Butterflies are important indicators of the health of Ireland’s environment. They are an ideal insect group to monitor as there is a small number of species, have strong associations with foodplants and vegetation types, respond quickly to changes in weather. The National Biodiversity Data Centre operates a number of different butterfly monitoring schemes, each with a different focus. All require counting the number of butterflies seen structured around a standard methodology so that any statistically significant population trends can be detected.
Monitoring & tracking change
The National Biodiversity Data Centre aims to drive pollinator conservation through better data. It is entirely reliant on the generosity of volunteer recorders who get involved and submit data on Ireland’s bees and hoverflies. This is particularly important as we move forward with the implementation of the All-Ireland Pollinator Plan. The Pollinator Plan will only be a success if we see increases in the distribution and abundance of our wild bees and other insects. We are very conscious that without your help in collecting and submitting data we would be unable to track that.
Dragonflies & damselflies
Dragonfly Ireland 2019 – 2024 is an all-Ireland survey of dragonflies and damselflies, and their habitats. It is coordinated by the National Biodiversity Data Centre in the Republic of Ireland and by the Centre for Environmental Data and Recording in Northern Ireland. The Environmental Protection Agency funds Dragonfly Ireland 2019 – 2024 as part of a citizen science project examining the potential of aquatic species as bio-indicators of climate change and water quality. The project goals include collecting records Irish dragonflies and damselflies contributing to a new Dragonfly Atlas in 2024, exploring the use of dragonflies and damselflies as bio-indicators of freshwater habitat quality, and engaging with the public to increase awareness of water quality and climate change. We are looking for volunteers to record Dragonflies and Damselflies and conduct surveys of their local wetlands and water courses.

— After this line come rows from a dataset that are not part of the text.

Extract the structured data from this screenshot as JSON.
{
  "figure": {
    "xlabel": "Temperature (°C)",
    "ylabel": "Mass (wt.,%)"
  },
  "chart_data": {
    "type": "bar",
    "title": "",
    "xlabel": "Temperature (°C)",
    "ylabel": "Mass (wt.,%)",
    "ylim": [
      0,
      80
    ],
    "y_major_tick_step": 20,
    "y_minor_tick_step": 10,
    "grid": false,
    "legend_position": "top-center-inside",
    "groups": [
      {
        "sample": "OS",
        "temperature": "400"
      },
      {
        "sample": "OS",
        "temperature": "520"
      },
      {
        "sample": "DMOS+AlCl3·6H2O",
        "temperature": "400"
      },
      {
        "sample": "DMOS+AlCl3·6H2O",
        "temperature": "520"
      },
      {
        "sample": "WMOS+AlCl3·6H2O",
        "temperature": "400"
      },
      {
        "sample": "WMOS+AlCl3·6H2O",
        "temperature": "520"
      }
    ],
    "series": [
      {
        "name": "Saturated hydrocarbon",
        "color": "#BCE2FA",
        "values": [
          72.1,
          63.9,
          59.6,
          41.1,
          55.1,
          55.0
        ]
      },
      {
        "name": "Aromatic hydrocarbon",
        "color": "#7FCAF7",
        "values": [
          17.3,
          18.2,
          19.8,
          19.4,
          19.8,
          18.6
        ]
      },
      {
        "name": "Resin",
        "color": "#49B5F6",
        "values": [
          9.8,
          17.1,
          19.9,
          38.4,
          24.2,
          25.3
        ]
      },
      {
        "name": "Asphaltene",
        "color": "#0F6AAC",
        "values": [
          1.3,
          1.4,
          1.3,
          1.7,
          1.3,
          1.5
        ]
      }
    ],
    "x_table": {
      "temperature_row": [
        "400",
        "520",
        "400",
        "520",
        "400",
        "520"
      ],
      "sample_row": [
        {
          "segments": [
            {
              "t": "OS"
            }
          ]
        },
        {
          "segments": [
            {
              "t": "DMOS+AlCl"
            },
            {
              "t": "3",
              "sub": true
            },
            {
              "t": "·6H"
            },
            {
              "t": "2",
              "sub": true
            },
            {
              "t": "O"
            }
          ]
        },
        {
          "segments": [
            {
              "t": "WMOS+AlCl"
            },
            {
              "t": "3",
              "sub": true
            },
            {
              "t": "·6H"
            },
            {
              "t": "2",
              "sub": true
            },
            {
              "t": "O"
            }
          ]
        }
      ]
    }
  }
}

Have you been to visit the coast lately? If you have, did you spend any time exploring our coastal marine wildlife? If so, were you able to identify any of the species you saw, and did you record your sightings ? Explore Your Shore! is a Citizen Science project, funded by the Environmental Protection Agency, focused on increasing our knowledge of the distribution of our intertidal species, exploring their potential as bio-indicators of water quality and climate change, and highlighting actions we can all take to tackle water pollution and global warming. We are looking for volunteers to record their local marine life and conduct shore based biodiversity surveys. Explore Your Shore! also acts as a shop front for Marine Biodiversity Citizen Science data collection in Ireland, so visit our website to find out about the many great projects ways you can get involved in Marine Biodiversity recording!
Rare plant monitoring
The Rare Plant Monitoring scheme was launched by the National Biodiversity Data Centre in 2017. Where someone submits a casual record of a rare or threatened plant to the Centre, they are asked if they would be willing to visit their rare plant population once a year during its flowering period and to count the total number of individuals present. These annual counts will provide early warning signs of threats and will help improve the accuracy of future conservation assessments.
There are many initiatives operating at the national and local level for the collection and mapping of observations of Ireland’s biological diversity. The National Biodiversity Data Centre are happy to support and work with partner organisations to support their own iniatives to improve our understanding of Ireland’s biodiversity.